Nor is the enterprise in any way shy of employing new media (which has been sold to us, remember, with the promise that it will orient us, network us, keep us in constant touch). The “litopolis” project uses Google Maps to affix fragmented texts to specific urban locations, slowly peppering the streets of San Francisco and New York City with scattered impressions. At the moment it resembles a more avant-garde version of Yelp. However, later on, the project can be re-imagined, its resonances and overlaps teased out and given further coherence and direction: “Once a sufficient number of Litopolis entries have been cataloged, efforts will be taken to engender new literary works based on the established map & catalog.”

Sidebrow began as a website, but late last year it produced its first print anthology. This handsome volume collects all of the writing from the website until then. Unlike the website, it’s fixed, sure, but it’s also portable, and easier on the eyes than any computer screen. It invites you to pick it up, to read and reread it in different ways. You can carry it around the streets of SF and NYC, bringing it to the spots marked out in “litopolis.” It encourages slower reading and digestion than the online edition, and a deeper exploration of connections real, accidental, and imaginary—to which end, it’s rigorously cross-indexed in a fashion simultaneously practical and whimsical.

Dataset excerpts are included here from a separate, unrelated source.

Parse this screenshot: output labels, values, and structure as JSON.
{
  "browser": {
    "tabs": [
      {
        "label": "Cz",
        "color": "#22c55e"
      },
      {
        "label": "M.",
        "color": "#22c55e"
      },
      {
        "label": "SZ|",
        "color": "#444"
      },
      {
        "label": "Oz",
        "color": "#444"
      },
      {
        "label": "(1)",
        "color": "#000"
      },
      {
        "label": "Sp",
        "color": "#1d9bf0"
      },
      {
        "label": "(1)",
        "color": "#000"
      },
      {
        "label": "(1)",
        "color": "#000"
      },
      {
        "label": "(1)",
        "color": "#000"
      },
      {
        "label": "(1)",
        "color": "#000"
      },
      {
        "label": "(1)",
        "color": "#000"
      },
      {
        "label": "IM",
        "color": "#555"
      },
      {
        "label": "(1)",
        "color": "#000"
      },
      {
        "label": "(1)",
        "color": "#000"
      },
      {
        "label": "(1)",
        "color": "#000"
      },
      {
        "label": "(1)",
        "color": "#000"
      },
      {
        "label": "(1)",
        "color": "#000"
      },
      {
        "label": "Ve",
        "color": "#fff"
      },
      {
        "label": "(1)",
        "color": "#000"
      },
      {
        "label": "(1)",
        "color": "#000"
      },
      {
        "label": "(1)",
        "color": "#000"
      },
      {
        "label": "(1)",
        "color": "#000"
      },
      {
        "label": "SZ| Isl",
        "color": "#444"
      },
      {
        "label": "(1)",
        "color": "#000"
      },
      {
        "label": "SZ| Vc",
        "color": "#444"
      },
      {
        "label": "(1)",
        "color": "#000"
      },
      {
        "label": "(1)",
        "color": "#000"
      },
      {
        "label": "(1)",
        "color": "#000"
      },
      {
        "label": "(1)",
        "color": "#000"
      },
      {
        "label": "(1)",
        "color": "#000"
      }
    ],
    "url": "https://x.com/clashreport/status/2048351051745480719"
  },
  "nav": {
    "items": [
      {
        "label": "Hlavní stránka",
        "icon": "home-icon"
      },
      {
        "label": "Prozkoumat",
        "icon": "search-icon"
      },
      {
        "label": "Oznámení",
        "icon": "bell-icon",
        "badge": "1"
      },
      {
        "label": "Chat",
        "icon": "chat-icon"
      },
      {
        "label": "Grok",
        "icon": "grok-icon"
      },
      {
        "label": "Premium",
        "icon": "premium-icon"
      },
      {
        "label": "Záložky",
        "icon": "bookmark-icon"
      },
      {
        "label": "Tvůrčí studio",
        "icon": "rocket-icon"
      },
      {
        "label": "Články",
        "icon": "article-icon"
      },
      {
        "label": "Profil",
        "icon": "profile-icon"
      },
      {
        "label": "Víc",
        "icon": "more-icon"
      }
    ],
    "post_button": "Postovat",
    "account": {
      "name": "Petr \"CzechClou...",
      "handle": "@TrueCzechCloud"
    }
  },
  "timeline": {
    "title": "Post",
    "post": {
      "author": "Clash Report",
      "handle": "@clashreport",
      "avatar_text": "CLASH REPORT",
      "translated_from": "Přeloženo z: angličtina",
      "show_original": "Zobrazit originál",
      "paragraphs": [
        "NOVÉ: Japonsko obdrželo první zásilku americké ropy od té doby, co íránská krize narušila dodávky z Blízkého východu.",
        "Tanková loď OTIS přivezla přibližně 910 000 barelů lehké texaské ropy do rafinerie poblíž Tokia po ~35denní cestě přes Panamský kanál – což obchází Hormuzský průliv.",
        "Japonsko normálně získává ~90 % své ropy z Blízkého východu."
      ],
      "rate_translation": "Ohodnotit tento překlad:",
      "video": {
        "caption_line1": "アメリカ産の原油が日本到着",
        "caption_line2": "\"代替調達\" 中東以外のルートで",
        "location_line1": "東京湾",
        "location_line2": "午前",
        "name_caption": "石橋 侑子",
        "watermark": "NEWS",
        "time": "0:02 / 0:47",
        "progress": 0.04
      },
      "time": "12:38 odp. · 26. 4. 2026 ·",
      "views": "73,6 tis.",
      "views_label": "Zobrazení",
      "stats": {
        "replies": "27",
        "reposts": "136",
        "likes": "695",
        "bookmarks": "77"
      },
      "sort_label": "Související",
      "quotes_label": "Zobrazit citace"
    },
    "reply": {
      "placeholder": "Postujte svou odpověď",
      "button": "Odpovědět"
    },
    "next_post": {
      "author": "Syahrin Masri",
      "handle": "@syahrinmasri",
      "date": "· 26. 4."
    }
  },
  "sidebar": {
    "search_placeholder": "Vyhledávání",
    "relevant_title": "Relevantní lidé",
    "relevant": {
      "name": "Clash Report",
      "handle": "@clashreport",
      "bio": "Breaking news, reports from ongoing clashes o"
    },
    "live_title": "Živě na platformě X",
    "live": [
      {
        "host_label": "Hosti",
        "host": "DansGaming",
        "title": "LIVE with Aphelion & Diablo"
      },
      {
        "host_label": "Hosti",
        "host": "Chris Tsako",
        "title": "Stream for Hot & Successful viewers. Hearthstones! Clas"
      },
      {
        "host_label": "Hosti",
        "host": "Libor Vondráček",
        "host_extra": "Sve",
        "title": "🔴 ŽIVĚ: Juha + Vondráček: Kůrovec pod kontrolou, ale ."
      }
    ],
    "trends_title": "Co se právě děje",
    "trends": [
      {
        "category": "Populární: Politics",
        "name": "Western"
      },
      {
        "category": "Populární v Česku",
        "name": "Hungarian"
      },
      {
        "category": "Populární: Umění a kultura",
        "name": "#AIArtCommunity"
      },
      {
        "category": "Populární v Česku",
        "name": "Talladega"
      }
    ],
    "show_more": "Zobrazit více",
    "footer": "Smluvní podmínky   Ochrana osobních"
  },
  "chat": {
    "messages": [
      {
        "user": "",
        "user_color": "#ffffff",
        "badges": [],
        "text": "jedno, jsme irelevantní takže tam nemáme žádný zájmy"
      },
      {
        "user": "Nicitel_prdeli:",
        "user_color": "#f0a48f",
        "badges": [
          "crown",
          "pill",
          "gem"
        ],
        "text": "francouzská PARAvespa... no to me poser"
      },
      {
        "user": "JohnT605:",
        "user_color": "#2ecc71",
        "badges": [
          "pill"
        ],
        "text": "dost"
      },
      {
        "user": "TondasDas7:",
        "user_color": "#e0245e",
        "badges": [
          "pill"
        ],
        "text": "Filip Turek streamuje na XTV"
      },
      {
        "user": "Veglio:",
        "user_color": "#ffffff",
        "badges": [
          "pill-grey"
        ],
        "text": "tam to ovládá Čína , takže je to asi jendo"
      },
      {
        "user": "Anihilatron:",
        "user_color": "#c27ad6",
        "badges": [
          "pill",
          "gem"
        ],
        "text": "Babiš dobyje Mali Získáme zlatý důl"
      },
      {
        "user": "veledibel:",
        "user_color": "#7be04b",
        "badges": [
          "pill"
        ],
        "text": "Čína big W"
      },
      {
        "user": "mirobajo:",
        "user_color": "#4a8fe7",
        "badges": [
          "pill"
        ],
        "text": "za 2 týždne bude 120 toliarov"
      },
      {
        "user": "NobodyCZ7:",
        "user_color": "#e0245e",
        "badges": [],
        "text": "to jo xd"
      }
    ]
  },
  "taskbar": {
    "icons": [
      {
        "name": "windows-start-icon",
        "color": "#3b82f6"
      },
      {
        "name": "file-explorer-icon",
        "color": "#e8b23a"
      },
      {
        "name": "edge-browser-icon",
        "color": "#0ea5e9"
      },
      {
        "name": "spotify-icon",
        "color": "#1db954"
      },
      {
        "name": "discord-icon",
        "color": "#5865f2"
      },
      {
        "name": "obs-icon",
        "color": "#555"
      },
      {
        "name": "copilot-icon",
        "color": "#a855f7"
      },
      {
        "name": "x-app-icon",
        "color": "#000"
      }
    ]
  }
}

Meanwhile, the original site remains online, Google-searchable and hyperlinked; it continues to publish new installments in the still-growing seven projects (work that presumably will be published in Sidebrow Anthology 02, 03, and onward). More and more words will gradually accrue there, fragment by fragment, connections sparking by chance—but also guided, accidentally or purposefully, by gentle nudges.